Petra agrees new first lien banking facility on more favourable terms
Diamond miner Petra Diamonds has concluded a binding, credit-approved term sheet for the refinancing of its first lien debt facility with its South African lender group, providing for more favourable terms than the group’s current first lien facilities.
The conclusion of the new facility is subject to the completion of appropriate definitive agreements, which are expected to be finalised during the third quarter of its 2022 financial year.
This refinancing reflects an improved group balance sheet and financial profile, supported by a quicker-than-expected diamond price recovery and the continued recovery of exceptional diamonds, the company notes.
“The significant improvement in our facility reflects our stronger cash flow generation and improved balance sheet resulting from a robust diamond market and solid operational performance,” comments CE Richard Duffy.

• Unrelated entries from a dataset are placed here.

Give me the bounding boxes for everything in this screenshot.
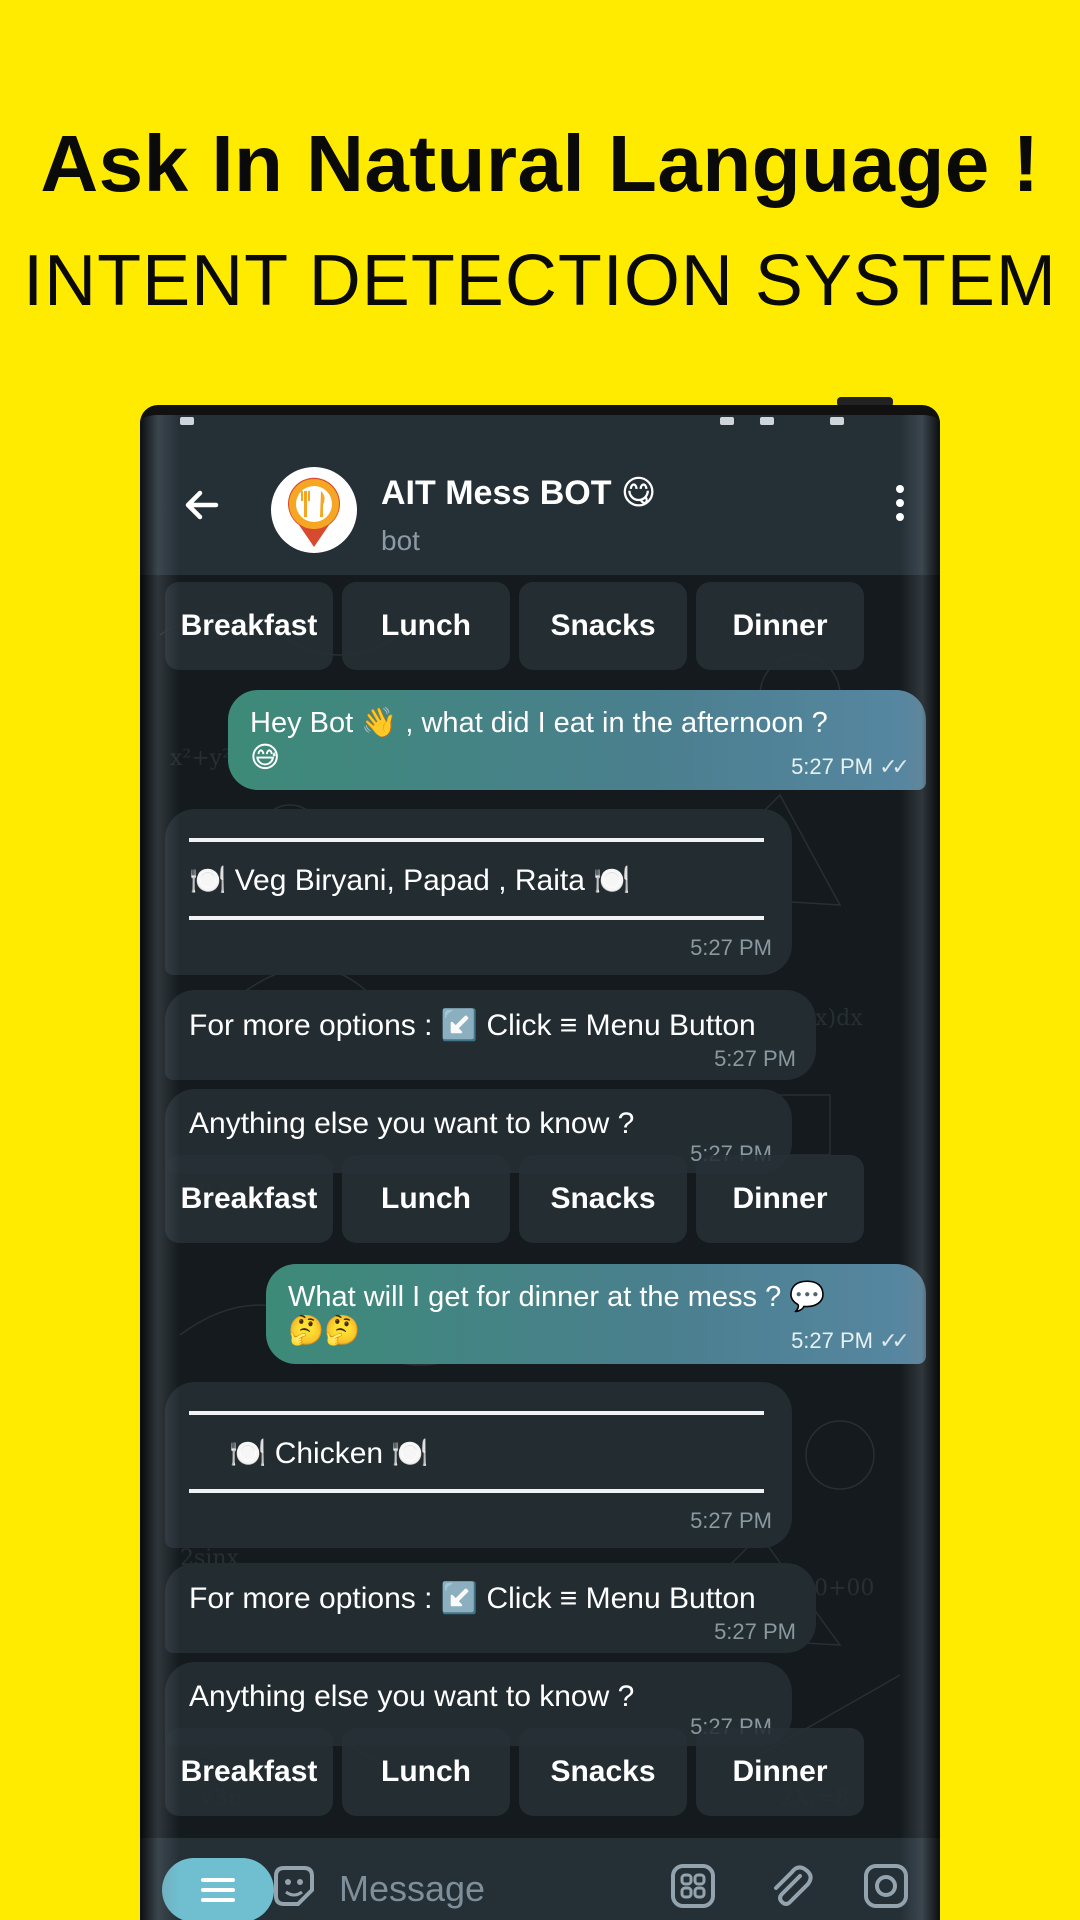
attach-icon[interactable] [766, 1862, 814, 1910]
status-icon [180, 417, 194, 425]
bot-commands-icon[interactable] [669, 1862, 717, 1910]
breakfast-button[interactable]: Breakfast [165, 582, 333, 670]
status-icon [760, 417, 774, 425]
message-timestamp: 5:27 PM ✓✓ [791, 1328, 910, 1354]
phone-frame: AIT Mess BOT 😋 bot x²+y² ∫ f(x)dx 2sinx … [140, 405, 940, 1920]
chat-header: AIT Mess BOT 😋 bot [140, 433, 940, 575]
read-checkmark-icon: ✓✓ [879, 754, 910, 779]
message-input-bar: Message [140, 1838, 940, 1920]
message-timestamp: 5:27 PM ✓✓ [791, 754, 910, 780]
lunch-button[interactable]: Lunch [342, 582, 510, 670]
breakfast-button[interactable]: Breakfast [165, 1155, 333, 1243]
snacks-button[interactable]: Snacks [519, 1728, 687, 1816]
message-input[interactable]: Message [339, 1868, 485, 1910]
status-bar [140, 415, 940, 433]
bot-avatar[interactable] [271, 467, 357, 553]
back-arrow-svg [185, 490, 219, 520]
svg-text:x²+y²: x²+y² [170, 746, 231, 771]
message-timestamp: 5:27 PM [714, 1619, 796, 1644]
message-timestamp: 5:27 PM [690, 935, 772, 960]
message-text: 🍽️ Veg Biryani, Papad , Raita 🍽️ [189, 864, 631, 897]
dinner-button[interactable]: Dinner [696, 582, 864, 670]
incoming-message[interactable]: 🍽️ Chicken 🍽️ 5:27 PM [165, 1382, 792, 1548]
camera-icon[interactable] [862, 1862, 910, 1910]
reply-keyboard: Breakfast Lunch Snacks Dinner [165, 1728, 885, 1816]
message-text: Anything else you want to know ? [189, 1107, 635, 1140]
message-text: Anything else you want to know ? [189, 1680, 635, 1713]
status-icon [830, 417, 844, 425]
outgoing-message[interactable]: What will I get for dinner at the mess ?… [266, 1264, 926, 1364]
message-text: For more options : ↙️ Click ≡ Menu Butto… [189, 1009, 756, 1042]
outgoing-message[interactable]: Hey Bot 👋 , what did I eat in the aftern… [228, 690, 926, 790]
timestamp-text: 5:27 PM [791, 1328, 873, 1353]
subline: INTENT DETECTION SYSTEM [23, 241, 1057, 321]
sticker-icon[interactable] [270, 1862, 318, 1910]
dinner-button[interactable]: Dinner [696, 1155, 864, 1243]
divider-line [189, 1489, 764, 1493]
chat-title: AIT Mess BOT 😋 [381, 474, 657, 512]
dinner-button[interactable]: Dinner [696, 1728, 864, 1816]
read-checkmark-icon: ✓✓ [879, 1328, 910, 1353]
message-text: For more options : ↙️ Click ≡ Menu Butto… [189, 1582, 756, 1615]
breakfast-button[interactable]: Breakfast [165, 1728, 333, 1816]
timestamp-text: 5:27 PM [791, 754, 873, 779]
reply-keyboard: Breakfast Lunch Snacks Dinner [165, 582, 885, 670]
message-text: Hey Bot 👋 , what did I eat in the aftern… [250, 707, 828, 739]
menu-icon[interactable] [162, 1858, 274, 1920]
restaurant-pin-icon [288, 477, 340, 547]
more-options-icon[interactable] [890, 481, 910, 525]
snacks-button[interactable]: Snacks [519, 1155, 687, 1243]
message-timestamp: 5:27 PM [690, 1508, 772, 1533]
message-list[interactable]: π=3.14 x²+y² ∫ f(x)dx sin x √a+b 2sinx 8… [140, 575, 940, 1838]
divider-line [189, 916, 764, 920]
back-arrow-icon[interactable] [172, 475, 232, 535]
incoming-message[interactable]: For more options : ↙️ Click ≡ Menu Butto… [165, 990, 816, 1080]
chat-screen: AIT Mess BOT 😋 bot x²+y² ∫ f(x)dx 2sinx … [140, 415, 940, 1920]
reply-keyboard: Breakfast Lunch Snacks Dinner [165, 1155, 885, 1243]
message-text: 🍽️ Chicken 🍽️ [229, 1437, 429, 1470]
divider-line [189, 838, 764, 842]
incoming-message[interactable]: For more options : ↙️ Click ≡ Menu Butto… [165, 1563, 816, 1653]
message-timestamp: 5:27 PM [714, 1046, 796, 1071]
lunch-button[interactable]: Lunch [342, 1155, 510, 1243]
headline: Ask In Natural Language ! [40, 119, 1040, 208]
status-icon [720, 417, 734, 425]
snacks-button[interactable]: Snacks [519, 582, 687, 670]
lunch-button[interactable]: Lunch [342, 1728, 510, 1816]
incoming-message[interactable]: 🍽️ Veg Biryani, Papad , Raita 🍽️ 5:27 PM [165, 809, 792, 975]
message-text: What will I get for dinner at the mess ?… [288, 1281, 826, 1313]
chat-subtitle: bot [381, 525, 420, 556]
divider-line [189, 1411, 764, 1415]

A new revolving credit facility (RCF) with Absa Bank, acting through its corporate and investment banking divisions, will replace the existing RCF and term lending arrangements with the current South African lender syndicate comprising Absa, Nedbank, RMB and Ninety One.
The new terms include, besides others, an improved structure, with a single R1-billion RCF replacing the existing amortising term loan and the R408.8-million RCF.
During January, Petra settled the R402.2-million drawn under the existing RCF from available cash balances.
The terms also include a more appropriate covenant package resulting in improved headroom and flexibility on the balance sheet; an extended tenure for the RCF with a maturity date of December 2025; a more usual bullet payment at maturity; and reduced financing costs, with improved margin and commitment fees.